Summa: diary (February 12-18, 2023)
It was my father who first showed me the stars.
February 12 (Sunday). We drove our sons to Newtown, Powys (the historic birthplace of mail order shopping) in order for them to catch a train en route to their respective cities. The Aberystwyth line was closed due to weekend maintenance work. A burger and chips at a local outlet were meagre consolation for our filial loss. Throughout the remainder of the afternoon, I vacuumed, mopped, and dusted my way through the house.
February 13 (Monday). Over the past year, as part of my stocktaking, I’ve been writing short accounts of the most significant periods in my artistic development and self-cognizance. ‘Finding the Way 1: 1977-83‘ describes my formative education from Foundation, through to my BA (Hons) Fine Art and, finally, MA Visual Art degree studies; ‘Finding the Way 2: 1986-96‘ describes my PhD Art History studies and early career as, first, a Tutor, then, a Lecturer and, then, a Professor and Head of the School of Art. Today, I began writing the third instalment, which will trace the development of The Pictorial Bible and The Aural Bible series.
February 14 (Tuesday). ‘Finding the Way 3: 1999-2015‘ was concluded by ‘close of play’. It’s my late mother’s birthday today. In remembrance, I listened to a piece that was composed using one of only two extant recordings of her voice: And Also A Beloved Daughter (2014). Playback is a kind of conditional resurrection. The voice of someone, in the absence of their image, seems to me to presence them more tangibly than either their still or moving image in photography and video. Her ‘electric voice’ on the audio cassette is not unlike that which came over the phone when she called. In both mediums, she was in time, animate, and herself.
February 15 (Wednesday). Balloons are been in the headlines. Several mysterious objects (UFOs, of sort.) have appeared in the sky over the USA and Canada. All were shot down. Still no one knows either what they are or who sent them. One theory is that they’re Chinese in origin, sent to spy on military bases. China is very angry. I recalled an aborted sound project of mine entitled Helium Evangelium. (EMI owned the copyright for one of the sources that I would’ve sampled in the piece. They refused to extend the rights to me, and made me sign a document declaring that I wouldn’t use the source. And I haven’t.) The theme of the composition is as follows: Since 1991, South Korean Christians have floated balloons carrying a printed Gospel over the border into Communist and atheistic North Korea, where believers aren’t allowed to practice their faith openly. At the beginning, border guards shot down the balloons as they entered North Korean airspace. These days, it’s reported, they let them pass overhead unhindered.

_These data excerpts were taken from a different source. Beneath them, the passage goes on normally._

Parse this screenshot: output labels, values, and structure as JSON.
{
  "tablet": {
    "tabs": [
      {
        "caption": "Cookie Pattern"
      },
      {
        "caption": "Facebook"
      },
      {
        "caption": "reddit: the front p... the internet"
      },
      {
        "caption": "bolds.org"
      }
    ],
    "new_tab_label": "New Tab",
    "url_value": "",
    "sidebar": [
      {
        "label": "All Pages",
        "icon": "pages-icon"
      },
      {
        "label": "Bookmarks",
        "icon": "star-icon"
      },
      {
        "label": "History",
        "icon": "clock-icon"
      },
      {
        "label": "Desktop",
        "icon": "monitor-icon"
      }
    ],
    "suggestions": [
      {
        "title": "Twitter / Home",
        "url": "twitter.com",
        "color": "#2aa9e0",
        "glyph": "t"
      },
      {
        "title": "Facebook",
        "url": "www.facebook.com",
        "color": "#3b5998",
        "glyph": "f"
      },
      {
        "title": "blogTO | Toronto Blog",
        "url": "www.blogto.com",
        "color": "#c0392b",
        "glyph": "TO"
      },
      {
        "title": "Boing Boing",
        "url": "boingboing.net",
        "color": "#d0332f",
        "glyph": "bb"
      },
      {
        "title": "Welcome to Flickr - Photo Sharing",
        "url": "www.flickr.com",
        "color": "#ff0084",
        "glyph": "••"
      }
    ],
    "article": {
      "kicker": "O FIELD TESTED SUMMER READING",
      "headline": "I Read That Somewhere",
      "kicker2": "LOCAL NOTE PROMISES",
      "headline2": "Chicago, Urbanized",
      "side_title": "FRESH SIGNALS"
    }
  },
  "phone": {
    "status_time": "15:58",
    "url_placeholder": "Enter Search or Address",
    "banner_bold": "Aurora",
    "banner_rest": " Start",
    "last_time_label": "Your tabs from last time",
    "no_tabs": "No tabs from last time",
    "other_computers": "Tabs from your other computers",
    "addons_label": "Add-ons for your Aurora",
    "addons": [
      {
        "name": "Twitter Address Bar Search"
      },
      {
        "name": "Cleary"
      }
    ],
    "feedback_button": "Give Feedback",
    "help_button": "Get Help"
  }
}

I was captivated by the idea of an aerial biblical text. The concept touches upon an earlier project which responded to an American tabloid article about a Bible that, supposedly, levitated above a bed at a motel room near Sacramento, California, in 1996: The Floating Bible: Miracle of the Risen Word (2015). I’m also conscious of a more amorphous relationship between the idea of Bibles in the sky and angels in the air, singing — a theme which I’m currently addressing in my art-historical writing and sound-art practice (See: ‘Summa: diary (January 22-27, 2023)’.) The heavenly angelic host were witnessed singing Scripture. Perhaps it’s time to reconsider this project using alternative sources. I put out some feelers.
February 16 (Thursday). 8.00 am: These days, I make my own busyness. I’ve now as many projects up and running as I can handle for the next year or so. These, now, need to be prioritised and allocated to a work schedule for that period. Around them, I’ll develop conference papers and articles based upon elements of the research. Conference papers, in particular, are a good way of consolidating and packaging ideas for public consumption by a prescribed deadline. On, then, with writing ‘Finding the Way 4: 2008-2022’. This will be the final blog in the series … for now.

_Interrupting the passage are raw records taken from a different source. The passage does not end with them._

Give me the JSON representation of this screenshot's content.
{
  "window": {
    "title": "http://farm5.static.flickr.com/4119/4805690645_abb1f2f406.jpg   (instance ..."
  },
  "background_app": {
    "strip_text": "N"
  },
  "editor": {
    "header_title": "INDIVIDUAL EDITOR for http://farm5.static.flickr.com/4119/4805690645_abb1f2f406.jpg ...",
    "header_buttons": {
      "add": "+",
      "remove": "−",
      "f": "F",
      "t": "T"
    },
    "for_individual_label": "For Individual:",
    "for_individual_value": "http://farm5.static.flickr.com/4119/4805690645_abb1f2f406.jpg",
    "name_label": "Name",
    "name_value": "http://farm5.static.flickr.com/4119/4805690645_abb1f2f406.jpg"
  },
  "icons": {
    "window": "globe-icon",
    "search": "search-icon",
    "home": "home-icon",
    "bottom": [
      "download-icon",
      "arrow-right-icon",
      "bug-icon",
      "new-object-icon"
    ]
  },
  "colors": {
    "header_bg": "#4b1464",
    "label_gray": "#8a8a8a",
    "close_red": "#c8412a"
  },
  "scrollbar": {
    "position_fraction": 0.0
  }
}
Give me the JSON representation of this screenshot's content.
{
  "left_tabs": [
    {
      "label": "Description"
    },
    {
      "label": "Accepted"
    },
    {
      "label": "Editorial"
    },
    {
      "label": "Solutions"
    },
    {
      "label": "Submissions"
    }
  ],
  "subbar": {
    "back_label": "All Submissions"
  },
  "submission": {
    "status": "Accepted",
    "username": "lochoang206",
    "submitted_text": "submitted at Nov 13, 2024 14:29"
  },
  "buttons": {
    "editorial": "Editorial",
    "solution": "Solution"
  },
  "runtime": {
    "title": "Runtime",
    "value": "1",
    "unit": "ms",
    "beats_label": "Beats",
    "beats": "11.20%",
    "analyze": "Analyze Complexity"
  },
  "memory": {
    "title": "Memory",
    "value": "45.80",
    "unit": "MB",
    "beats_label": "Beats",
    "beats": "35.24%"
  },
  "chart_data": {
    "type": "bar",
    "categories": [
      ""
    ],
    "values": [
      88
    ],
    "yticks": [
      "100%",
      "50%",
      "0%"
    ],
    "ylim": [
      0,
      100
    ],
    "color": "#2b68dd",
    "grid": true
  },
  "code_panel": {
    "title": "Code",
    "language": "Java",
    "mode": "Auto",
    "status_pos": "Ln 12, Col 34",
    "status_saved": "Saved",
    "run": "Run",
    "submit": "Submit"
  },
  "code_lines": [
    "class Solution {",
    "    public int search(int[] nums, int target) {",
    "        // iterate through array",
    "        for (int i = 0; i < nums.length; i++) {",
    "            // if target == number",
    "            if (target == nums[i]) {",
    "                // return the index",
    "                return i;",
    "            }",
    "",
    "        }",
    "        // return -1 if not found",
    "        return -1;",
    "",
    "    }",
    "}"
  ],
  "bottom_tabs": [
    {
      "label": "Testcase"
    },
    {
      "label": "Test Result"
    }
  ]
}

February 17 (Friday). 6.30 am: I returned to the blog. By 10.00 am, ‘Finding the Way 4: 2008-2022‘ was complete. I’ve spent most of the week reflecting upon, and summarising, my past endeavours. One oughtn’t to spend too long in that distant country. Time spent there inevitably encourages remorse, misgivings, and regrets about things over which I no longer have any influence. ‘What’s done, cannot be undone’, said Lady Macbeth, resignedly. ‘Next time is the best time we all know’, sang Brian Ferry, confidently. In other words, the work that’s to come always trumps the work that’s done, because the fruit of that labour has not yet ripened. Anything may yet be possible. I picked up where I’d left off with the book and began constructing a notional twenty-minute paper on ‘the singing in the air’, in order to test whether I’d grasped ideas firmly enough to be able to communicate them simply enough. (In the background: Benjamin Britten’s War Requiem. Op. 66 (1962).)

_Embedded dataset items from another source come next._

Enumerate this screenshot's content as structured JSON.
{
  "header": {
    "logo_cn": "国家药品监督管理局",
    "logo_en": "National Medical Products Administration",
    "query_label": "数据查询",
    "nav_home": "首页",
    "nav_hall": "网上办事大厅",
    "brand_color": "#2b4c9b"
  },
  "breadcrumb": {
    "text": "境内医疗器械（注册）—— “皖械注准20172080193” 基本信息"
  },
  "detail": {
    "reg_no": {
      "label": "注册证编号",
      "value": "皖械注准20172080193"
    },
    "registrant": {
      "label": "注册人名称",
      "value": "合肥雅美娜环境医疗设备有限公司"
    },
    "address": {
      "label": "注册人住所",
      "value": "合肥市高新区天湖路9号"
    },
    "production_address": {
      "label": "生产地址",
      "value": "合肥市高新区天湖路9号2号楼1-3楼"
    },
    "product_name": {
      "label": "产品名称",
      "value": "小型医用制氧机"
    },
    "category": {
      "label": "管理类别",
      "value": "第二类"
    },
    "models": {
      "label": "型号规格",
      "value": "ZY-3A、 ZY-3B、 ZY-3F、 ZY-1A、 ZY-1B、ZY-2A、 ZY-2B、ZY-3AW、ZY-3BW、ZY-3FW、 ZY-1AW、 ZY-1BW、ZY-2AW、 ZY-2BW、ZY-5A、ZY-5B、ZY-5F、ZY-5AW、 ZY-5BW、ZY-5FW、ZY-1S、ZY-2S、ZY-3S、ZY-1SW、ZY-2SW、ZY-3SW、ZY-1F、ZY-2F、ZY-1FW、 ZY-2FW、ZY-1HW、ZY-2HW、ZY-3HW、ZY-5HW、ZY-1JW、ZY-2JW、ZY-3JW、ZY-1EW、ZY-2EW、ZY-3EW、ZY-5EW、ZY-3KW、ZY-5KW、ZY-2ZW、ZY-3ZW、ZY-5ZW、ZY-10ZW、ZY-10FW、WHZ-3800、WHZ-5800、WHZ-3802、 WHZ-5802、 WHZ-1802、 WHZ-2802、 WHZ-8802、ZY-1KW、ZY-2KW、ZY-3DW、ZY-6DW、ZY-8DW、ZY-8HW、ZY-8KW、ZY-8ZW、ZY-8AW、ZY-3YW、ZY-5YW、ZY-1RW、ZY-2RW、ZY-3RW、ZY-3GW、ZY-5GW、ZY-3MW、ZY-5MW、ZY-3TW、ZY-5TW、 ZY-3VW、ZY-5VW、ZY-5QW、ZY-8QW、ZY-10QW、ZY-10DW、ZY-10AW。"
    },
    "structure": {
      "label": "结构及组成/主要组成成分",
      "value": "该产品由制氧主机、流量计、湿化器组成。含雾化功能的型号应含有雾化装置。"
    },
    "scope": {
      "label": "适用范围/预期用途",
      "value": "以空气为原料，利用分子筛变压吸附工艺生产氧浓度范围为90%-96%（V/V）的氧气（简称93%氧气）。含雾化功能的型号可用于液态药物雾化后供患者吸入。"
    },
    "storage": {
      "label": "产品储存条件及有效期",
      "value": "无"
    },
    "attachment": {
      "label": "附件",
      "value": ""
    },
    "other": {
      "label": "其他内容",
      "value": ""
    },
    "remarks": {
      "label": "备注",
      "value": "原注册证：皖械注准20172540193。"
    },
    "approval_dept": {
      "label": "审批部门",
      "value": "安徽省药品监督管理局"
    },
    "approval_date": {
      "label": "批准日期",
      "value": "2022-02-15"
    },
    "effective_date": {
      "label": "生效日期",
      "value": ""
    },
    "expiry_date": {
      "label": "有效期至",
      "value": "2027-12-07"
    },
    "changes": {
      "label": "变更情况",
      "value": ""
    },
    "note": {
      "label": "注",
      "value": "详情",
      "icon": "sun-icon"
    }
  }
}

11.00 am: A pastoral Skype-call to a former student of mine. ‘Stillness is motion in abeyance. Stillness is like silence. Silence is motionless’. 1.30 pm: I’d an appointment with a local physiotherapist to review my lower-back condition (which is much improved) and develop a daily exercise regime in order to improve my flexibility and muscle strength all round. The older I get, the more attention I need to give to my frame. 3.00 pm: I pressed a file recovery software into action, to see whether I could retrieve accidently deleted material from an old external hard drive that’s relevant to the Helium Evangelium project. In parallel, I continued with the notional conference paper.
February 18 (Saturday). 7.30 am: First breakfast in five days. 9.00 am: Domestics. 10.00 am: Accountancy. (The dark underbelly of self-employment.) 3.00 pm: Idling. I’d dearly like to visit the Vermeer exhibition, currently at the Rijksmuseum, Amsterdam. The last major presentation of his work was at the Hague, some years ago. I never expected to see another in my lifetime. 5.00 pm: Close.